Penn’s Beloved Palestra Turns 90 Years Old

The legendary basketball gym opened on January 1, 1927. Teams love it so much that last weekend Penn State played a home game there.

Palestra

A packed Palestra on Saturday afternoon. | Photo: Dan McQuade

The first thing Tom Izzo did was apologize.

It was Saturday afternoon. His Michigan State Spartans had just lost to the Penn State Nittany Lions, 72-63. The game was played at Penn’s Palestra, with Penn State giving up a home game in order to get a better foothold in the rich Philadelphia high school basketball recruiting environment. Lions fans packed the building for the season’s first sellout — despite Villanova playing there twice last fall — and Izzo’s team came out flat. Penn State shot 60 percent in the first half; the 12-point halftime lead was enough that Michigan State never got closer than 5 in the second.

“I’m embarrassed that in a city where basketball is like this that my team would play like they did that first half,” said Izzo, who has led Michigan State to seven Final Fours and one title. “We guarded nobody. I was totally frustrated with the way we played, and I guess I’m going to have to live with some of it … this was humiliating for me to be in such a great city and a great basketball venue and I did not have my players ready to play.”

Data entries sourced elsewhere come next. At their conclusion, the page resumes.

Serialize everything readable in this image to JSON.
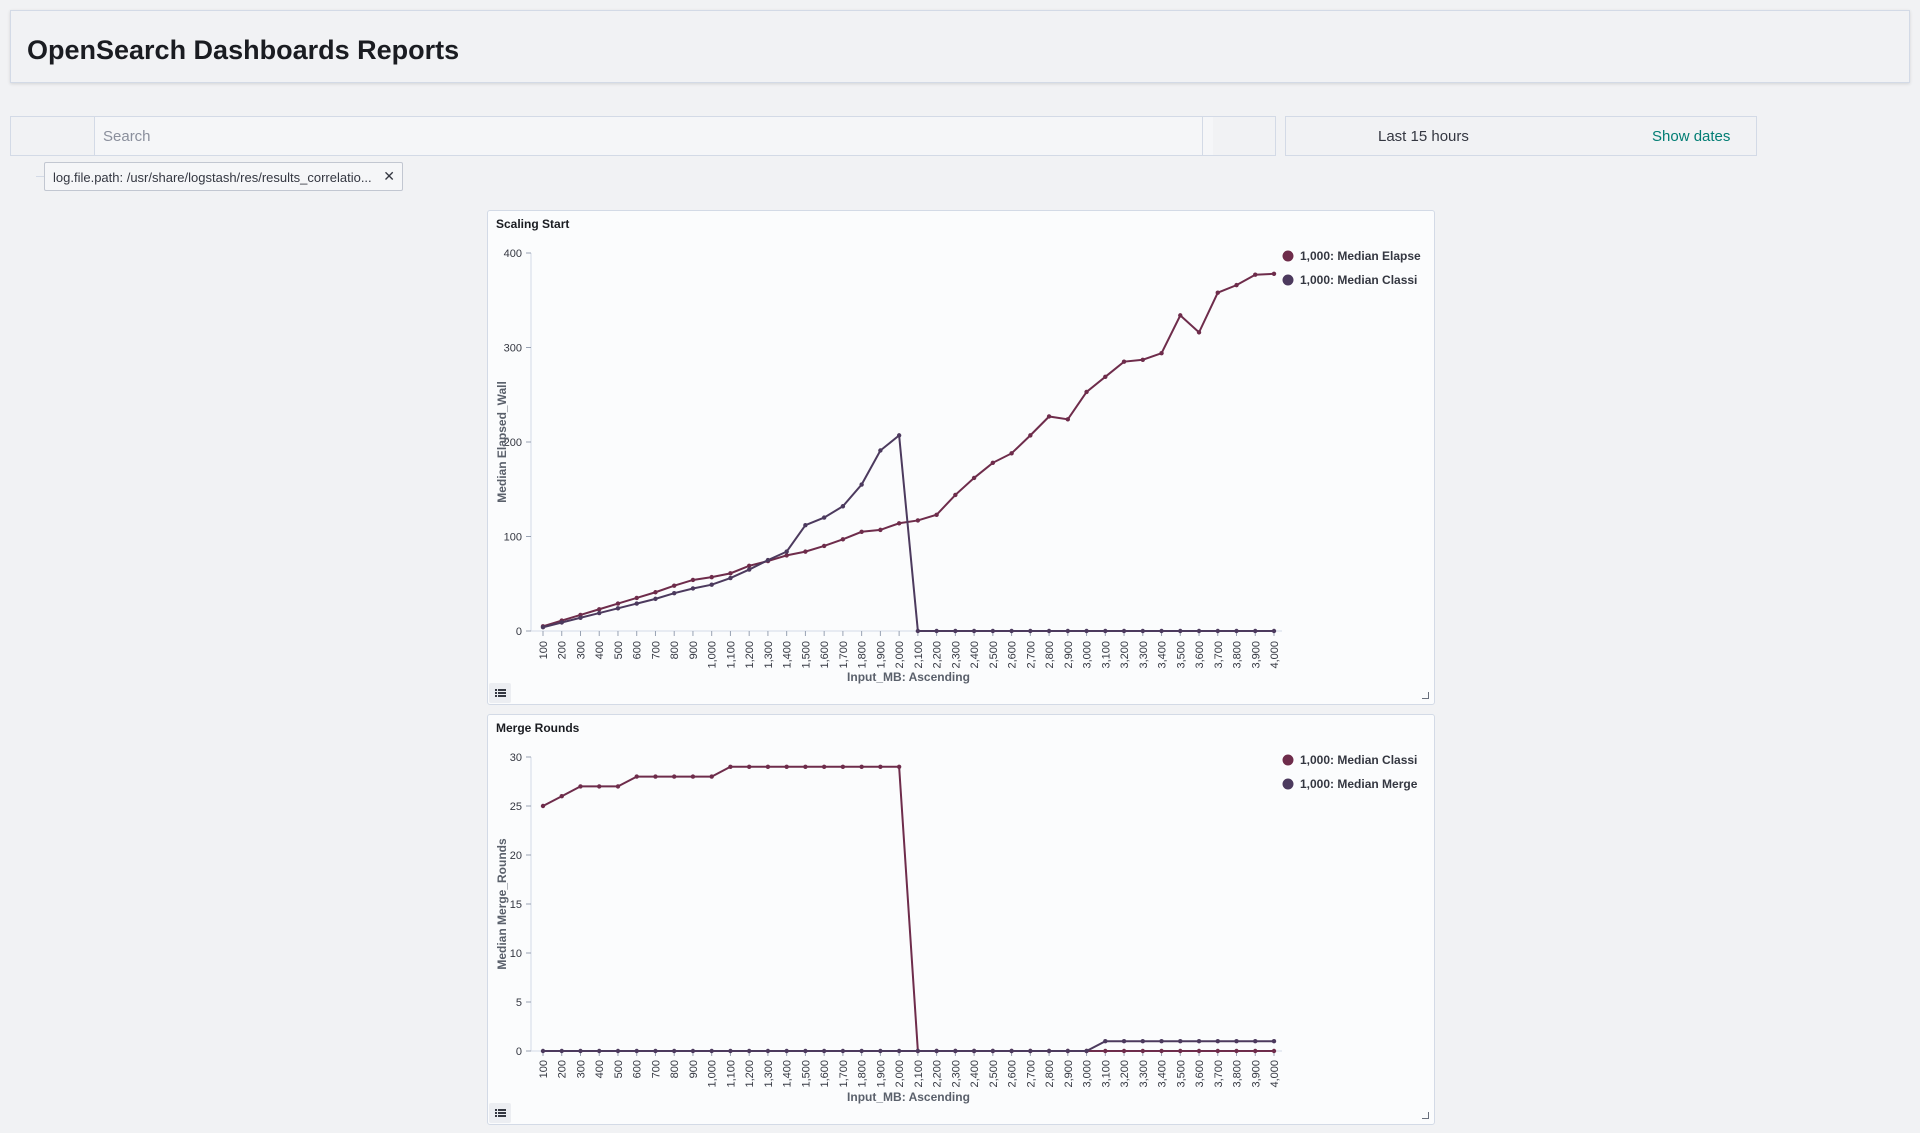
{
  "header": {
    "title": "OpenSearch Dashboards Reports"
  },
  "query_bar": {
    "search_placeholder": "Search"
  },
  "date_picker": {
    "range": "Last 15 hours",
    "show_dates": "Show dates"
  },
  "filters": [
    {
      "label": "log.file.path: /usr/share/logstash/res/results_correlatio..."
    }
  ],
  "icons": {
    "filter_remove": "close-icon",
    "legend_toggle": "list-icon",
    "resize": "resize-handle-icon"
  },
  "colors": {
    "series_a": "#6e2c4b",
    "series_b": "#4c3a5e",
    "link": "#017d73"
  },
  "chart_data": [
    {
      "type": "line",
      "title": "Scaling Start",
      "xlabel": "Input_MB: Ascending",
      "ylabel": "Median Elapsed_Wall",
      "ylim": [
        0,
        400
      ],
      "yticks": [
        0,
        100,
        200,
        300,
        400
      ],
      "legend_position": "top-right",
      "categories": [
        "100",
        "200",
        "300",
        "400",
        "500",
        "600",
        "700",
        "800",
        "900",
        "1,000",
        "1,100",
        "1,200",
        "1,300",
        "1,400",
        "1,500",
        "1,600",
        "1,700",
        "1,800",
        "1,900",
        "2,000",
        "2,100",
        "2,200",
        "2,300",
        "2,400",
        "2,500",
        "2,600",
        "2,700",
        "2,800",
        "2,900",
        "3,000",
        "3,100",
        "3,200",
        "3,300",
        "3,400",
        "3,500",
        "3,600",
        "3,700",
        "3,800",
        "3,900",
        "4,000"
      ],
      "series": [
        {
          "name": "1,000: Median Elapse",
          "color": "#6e2c4b",
          "values": [
            5,
            11,
            17,
            23,
            29,
            35,
            41,
            48,
            54,
            57,
            61,
            69,
            74,
            80,
            84,
            90,
            97,
            105,
            107,
            114,
            117,
            123,
            144,
            162,
            178,
            188,
            207,
            227,
            224,
            253,
            269,
            285,
            287,
            294,
            334,
            316,
            358,
            366,
            377,
            378
          ]
        },
        {
          "name": "1,000: Median Classi",
          "color": "#4c3a5e",
          "values": [
            4,
            9,
            14,
            19,
            24,
            29,
            34,
            40,
            45,
            49,
            56,
            65,
            75,
            84,
            112,
            120,
            132,
            155,
            191,
            207,
            0,
            0,
            0,
            0,
            0,
            0,
            0,
            0,
            0,
            0,
            0,
            0,
            0,
            0,
            0,
            0,
            0,
            0,
            0,
            0
          ]
        }
      ]
    },
    {
      "type": "line",
      "title": "Merge Rounds",
      "xlabel": "Input_MB: Ascending",
      "ylabel": "Median Merge_Rounds",
      "ylim": [
        0,
        30
      ],
      "yticks": [
        0,
        5,
        10,
        15,
        20,
        25,
        30
      ],
      "legend_position": "top-right",
      "categories": [
        "100",
        "200",
        "300",
        "400",
        "500",
        "600",
        "700",
        "800",
        "900",
        "1,000",
        "1,100",
        "1,200",
        "1,300",
        "1,400",
        "1,500",
        "1,600",
        "1,700",
        "1,800",
        "1,900",
        "2,000",
        "2,100",
        "2,200",
        "2,300",
        "2,400",
        "2,500",
        "2,600",
        "2,700",
        "2,800",
        "2,900",
        "3,000",
        "3,100",
        "3,200",
        "3,300",
        "3,400",
        "3,500",
        "3,600",
        "3,700",
        "3,800",
        "3,900",
        "4,000"
      ],
      "series": [
        {
          "name": "1,000: Median Classi",
          "color": "#6e2c4b",
          "values": [
            25,
            26,
            27,
            27,
            27,
            28,
            28,
            28,
            28,
            28,
            29,
            29,
            29,
            29,
            29,
            29,
            29,
            29,
            29,
            29,
            0,
            0,
            0,
            0,
            0,
            0,
            0,
            0,
            0,
            0,
            0,
            0,
            0,
            0,
            0,
            0,
            0,
            0,
            0,
            0
          ]
        },
        {
          "name": "1,000: Median Merge",
          "color": "#4c3a5e",
          "values": [
            0,
            0,
            0,
            0,
            0,
            0,
            0,
            0,
            0,
            0,
            0,
            0,
            0,
            0,
            0,
            0,
            0,
            0,
            0,
            0,
            0,
            0,
            0,
            0,
            0,
            0,
            0,
            0,
            0,
            0,
            1,
            1,
            1,
            1,
            1,
            1,
            1,
            1,
            1,
            1
          ]
        }
      ]
    }
  ]
}
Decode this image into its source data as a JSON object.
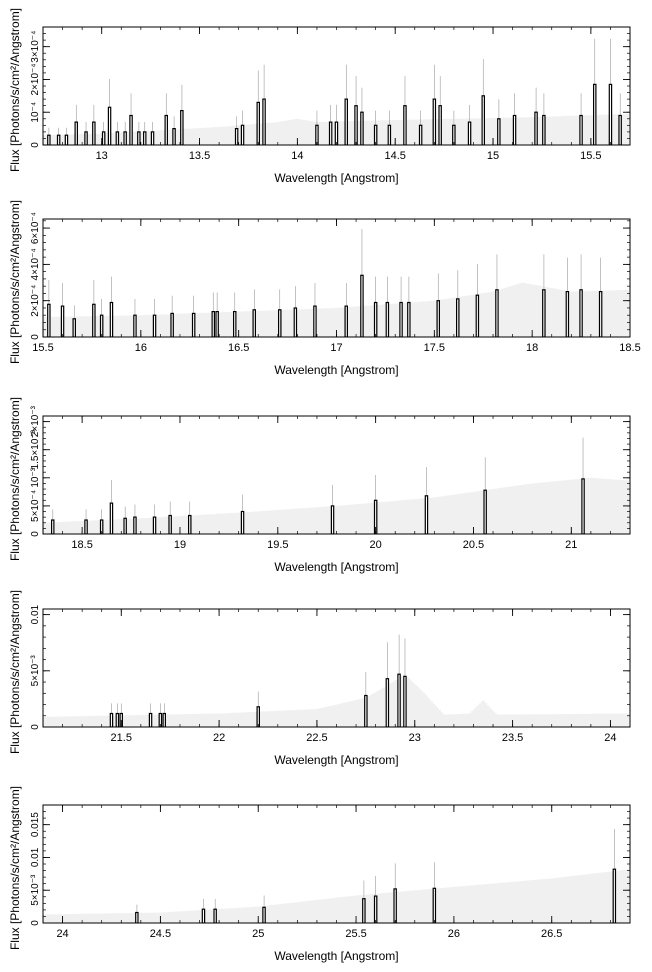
{
  "figure": {
    "xlabel": "Wavelength [Angstrom]",
    "ylabel": "Flux [Photons/s/cm²/Angstrom]"
  },
  "chart_data": [
    {
      "type": "bar",
      "xlim": [
        12.7,
        15.7
      ],
      "ylim": [
        0,
        0.00036
      ],
      "xticks": [
        13,
        13.5,
        14,
        14.5,
        15,
        15.5
      ],
      "xtick_labels": [
        "13",
        "13.5",
        "14",
        "14.5",
        "15",
        "15.5"
      ],
      "yticks": [
        0,
        0.0001,
        0.0002,
        0.0003
      ],
      "ytick_labels": [
        "0",
        "10⁻⁴",
        "2×10⁻⁴",
        "3×10⁻⁴"
      ],
      "model": [
        [
          12.7,
          3e-05
        ],
        [
          13.0,
          3.5e-05
        ],
        [
          13.3,
          4.5e-05
        ],
        [
          13.6,
          5.5e-05
        ],
        [
          13.9,
          7e-05
        ],
        [
          14.0,
          8e-05
        ],
        [
          14.1,
          7e-05
        ],
        [
          14.4,
          7.5e-05
        ],
        [
          14.8,
          8e-05
        ],
        [
          15.2,
          8.5e-05
        ],
        [
          15.7,
          9.5e-05
        ]
      ],
      "x": [
        12.73,
        12.78,
        12.82,
        12.87,
        12.92,
        12.96,
        13.01,
        13.04,
        13.08,
        13.12,
        13.15,
        13.19,
        13.22,
        13.26,
        13.33,
        13.37,
        13.41,
        13.69,
        13.72,
        13.8,
        13.83,
        14.1,
        14.17,
        14.2,
        14.25,
        14.3,
        14.33,
        14.4,
        14.47,
        14.55,
        14.63,
        14.7,
        14.73,
        14.8,
        14.88,
        14.95,
        15.03,
        15.11,
        15.22,
        15.26,
        15.45,
        15.52,
        15.6,
        15.65
      ],
      "y": [
        3e-05,
        3e-05,
        3e-05,
        7e-05,
        4e-05,
        7e-05,
        4e-05,
        0.000115,
        4e-05,
        4e-05,
        9e-05,
        4e-05,
        4e-05,
        4e-05,
        9e-05,
        5e-05,
        0.000105,
        5e-05,
        6e-05,
        0.00013,
        0.00014,
        6e-05,
        7e-05,
        7e-05,
        0.00014,
        0.00012,
        0.0001,
        6e-05,
        6e-05,
        0.00012,
        6e-05,
        0.00014,
        0.00012,
        6e-05,
        7e-05,
        0.00015,
        8e-05,
        9e-05,
        0.0001,
        9e-05,
        9e-05,
        0.000185,
        0.000185,
        9e-05
      ]
    },
    {
      "type": "bar",
      "xlim": [
        15.5,
        18.5
      ],
      "ylim": [
        0,
        0.00065
      ],
      "xticks": [
        15.5,
        16,
        16.5,
        17,
        17.5,
        18,
        18.5
      ],
      "xtick_labels": [
        "15.5",
        "16",
        "16.5",
        "17",
        "17.5",
        "18",
        "18.5"
      ],
      "yticks": [
        0,
        0.0002,
        0.0004,
        0.0006
      ],
      "ytick_labels": [
        "0",
        "2×10⁻⁴",
        "4×10⁻⁴",
        "6×10⁻⁴"
      ],
      "model": [
        [
          15.5,
          0.00011
        ],
        [
          16.0,
          0.00012
        ],
        [
          16.5,
          0.00014
        ],
        [
          17.0,
          0.00016
        ],
        [
          17.5,
          0.0002
        ],
        [
          17.8,
          0.00025
        ],
        [
          17.95,
          0.0003
        ],
        [
          18.05,
          0.00028
        ],
        [
          18.2,
          0.00025
        ],
        [
          18.5,
          0.00026
        ]
      ],
      "x": [
        15.53,
        15.6,
        15.66,
        15.76,
        15.8,
        15.85,
        15.97,
        16.07,
        16.16,
        16.27,
        16.37,
        16.39,
        16.48,
        16.58,
        16.71,
        16.79,
        16.89,
        17.05,
        17.13,
        17.2,
        17.26,
        17.33,
        17.37,
        17.52,
        17.62,
        17.72,
        17.82,
        18.06,
        18.18,
        18.25,
        18.35
      ],
      "y": [
        0.00018,
        0.00017,
        0.0001,
        0.00018,
        0.00012,
        0.00019,
        0.00012,
        0.00012,
        0.00013,
        0.00013,
        0.00014,
        0.00014,
        0.00014,
        0.00015,
        0.00015,
        0.00016,
        0.00017,
        0.00017,
        0.00034,
        0.00019,
        0.00019,
        0.00019,
        0.00019,
        0.0002,
        0.00021,
        0.00023,
        0.00026,
        0.00026,
        0.00025,
        0.00026,
        0.00025
      ]
    },
    {
      "type": "bar",
      "xlim": [
        18.3,
        21.3
      ],
      "ylim": [
        0,
        0.0021
      ],
      "xticks": [
        18.5,
        19,
        19.5,
        20,
        20.5,
        21
      ],
      "xtick_labels": [
        "18.5",
        "19",
        "19.5",
        "20",
        "20.5",
        "21"
      ],
      "yticks": [
        0,
        0.0005,
        0.001,
        0.0015,
        0.002
      ],
      "ytick_labels": [
        "0",
        "5×10⁻⁴",
        "10⁻³",
        "1.5×10⁻³",
        "2×10⁻³"
      ],
      "model": [
        [
          18.3,
          0.0002
        ],
        [
          18.8,
          0.00028
        ],
        [
          19.3,
          0.00038
        ],
        [
          19.8,
          0.0005
        ],
        [
          20.3,
          0.00065
        ],
        [
          20.8,
          0.0009
        ],
        [
          21.1,
          0.001
        ],
        [
          21.3,
          0.00095
        ]
      ],
      "x": [
        18.35,
        18.52,
        18.6,
        18.65,
        18.72,
        18.77,
        18.87,
        18.95,
        19.05,
        19.32,
        19.78,
        20.0,
        20.26,
        20.56,
        21.06
      ],
      "y": [
        0.00025,
        0.00025,
        0.00025,
        0.00055,
        0.00028,
        0.0003,
        0.0003,
        0.00033,
        0.00033,
        0.0004,
        0.0005,
        0.0006,
        0.00068,
        0.00078,
        0.00098
      ]
    },
    {
      "type": "bar",
      "xlim": [
        21.1,
        24.1
      ],
      "ylim": [
        0,
        0.0105
      ],
      "xticks": [
        21.5,
        22,
        22.5,
        23,
        23.5,
        24
      ],
      "xtick_labels": [
        "21.5",
        "22",
        "22.5",
        "23",
        "23.5",
        "24"
      ],
      "yticks": [
        0,
        0.005,
        0.01
      ],
      "ytick_labels": [
        "0",
        "5×10⁻³",
        "0.01"
      ],
      "model": [
        [
          21.1,
          0.0009
        ],
        [
          22.0,
          0.0012
        ],
        [
          22.5,
          0.0016
        ],
        [
          22.75,
          0.0026
        ],
        [
          22.85,
          0.0036
        ],
        [
          22.95,
          0.0047
        ],
        [
          23.05,
          0.003
        ],
        [
          23.15,
          0.0011
        ],
        [
          23.28,
          0.0012
        ],
        [
          23.35,
          0.0024
        ],
        [
          23.42,
          0.0011
        ],
        [
          24.1,
          0.0012
        ]
      ],
      "x": [
        21.45,
        21.48,
        21.5,
        21.65,
        21.7,
        21.72,
        22.2,
        22.75,
        22.86,
        22.92,
        22.95
      ],
      "y": [
        0.0012,
        0.0012,
        0.0012,
        0.0012,
        0.0012,
        0.0012,
        0.0018,
        0.0028,
        0.0043,
        0.0047,
        0.0045
      ]
    },
    {
      "type": "bar",
      "xlim": [
        23.9,
        26.9
      ],
      "ylim": [
        0,
        0.018
      ],
      "xticks": [
        24,
        24.5,
        25,
        25.5,
        26,
        26.5
      ],
      "xtick_labels": [
        "24",
        "24.5",
        "25",
        "25.5",
        "26",
        "26.5"
      ],
      "yticks": [
        0,
        0.005,
        0.01,
        0.015
      ],
      "ytick_labels": [
        "0",
        "5×10⁻³",
        "0.01",
        "0.015"
      ],
      "model": [
        [
          23.9,
          0.0013
        ],
        [
          24.5,
          0.0016
        ],
        [
          25.0,
          0.0025
        ],
        [
          25.5,
          0.0042
        ],
        [
          26.0,
          0.0055
        ],
        [
          26.5,
          0.0068
        ],
        [
          26.9,
          0.0082
        ]
      ],
      "x": [
        24.38,
        24.72,
        24.78,
        25.03,
        25.54,
        25.6,
        25.7,
        25.9,
        26.82
      ],
      "y": [
        0.0016,
        0.0021,
        0.0021,
        0.0024,
        0.0037,
        0.0041,
        0.0052,
        0.0053,
        0.0082
      ]
    }
  ]
}
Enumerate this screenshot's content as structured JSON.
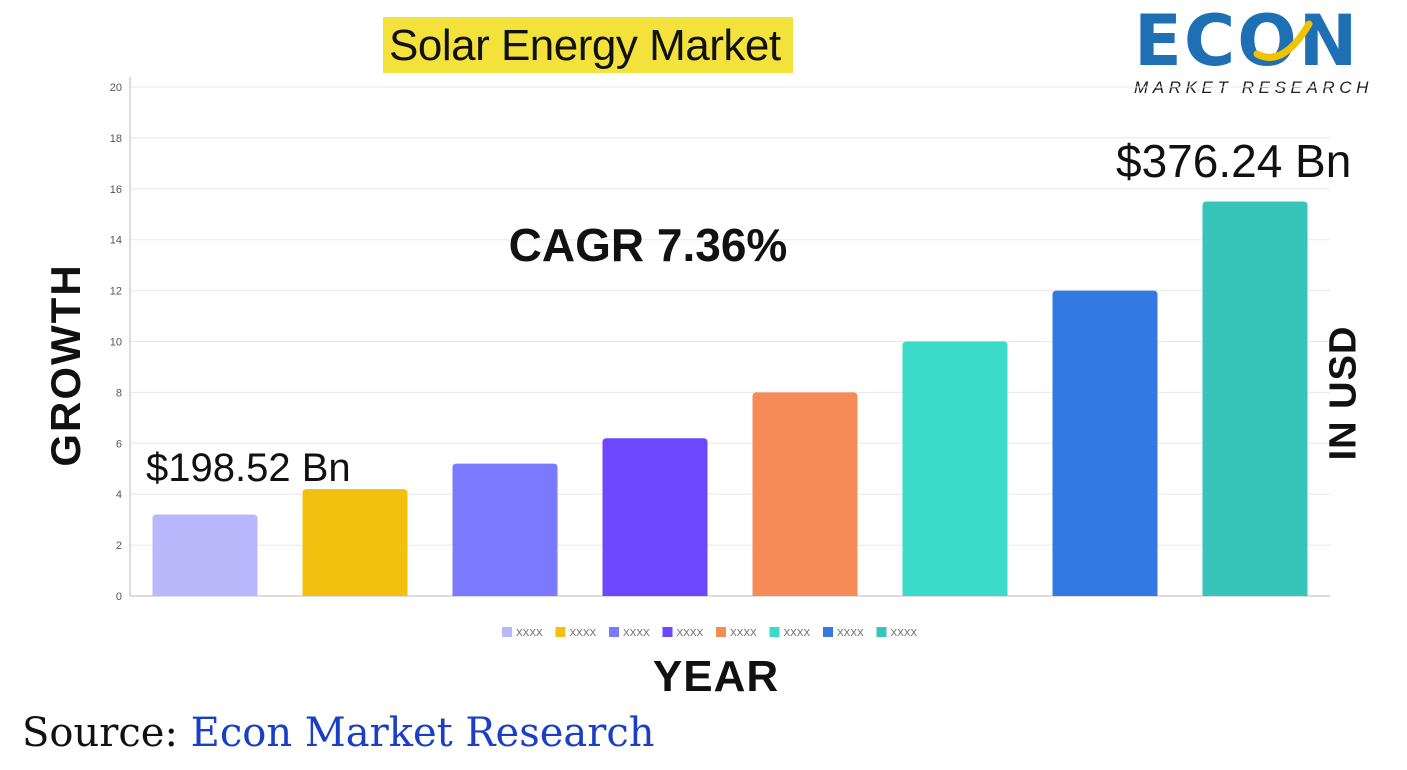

Later, he actually apologized to the building itself. “My apologizes to this magnificent facility,” he said.

It sounds silly, except that Izzo was in the Palestra — Penn’s storied basketball gym that opened 90 years ago this month. If I were coaching a team that allowed its opponents to shoot 60 percent, I’d apologize to the gym, too. Many teams have put on great performances in the Palestra, and Izzo — in a place he always wanted to coach a game in — couldn’t get his team to come up with one.

People speak about the Palestra in mythical tones. “This is a basketball cathedral,” longtime Philly and New York scribe Dick “Hoops” Weiss has said. “The Palestra is unique,” said St. Joe’s coach Phil Martelli, “because it’s the only empty building in America that you can go into and there’s sound.” Et cetera.

What’s great about it is the building still feels 90 years old. The renovations of 2000 turned the concourses into a museum exhibit, with exhibits on the history of Penn and Big 5 basketball (which somehow still includes a photo of Bill Conlin).

And when you walk to your seat, the arena almost seems like it’s stuck in 1927. Penn has added a video scoreboard, and chairback seats in the lower levels. But the majority of the seats are still bleachers. When you go to a sold-out game, like it was on Saturday, you’re basically going to end up sharing your seat with the person next to you. Sure, most of the other basketball venues in the city are nicer. But none match up.

“To walk in the locker room and not see any jacks for wi-fi and phones and Twitter — God, it was great, you know?” Izzo said. “I told our guys we’d probably have to hang our coats on hooks. We didn’t even have hooks in there! It was awesome. It was just awesome. I threw my damn coat on the floor and said, ‘This is where it belongs.’”

Pat Chambers, Penn State’s coach and a Radnor native, came to the postgame press conference in a hoodie. He was asked what he liked about the gym: “The lighting. The smell. It’s a gym. It’s a gym,” he said, emphasizing that the Palestra is not really an arena. “I was drenched. I had to get changed. I was drenched underneath my coat. And you just love it. You love every second, every sweat, every drop.”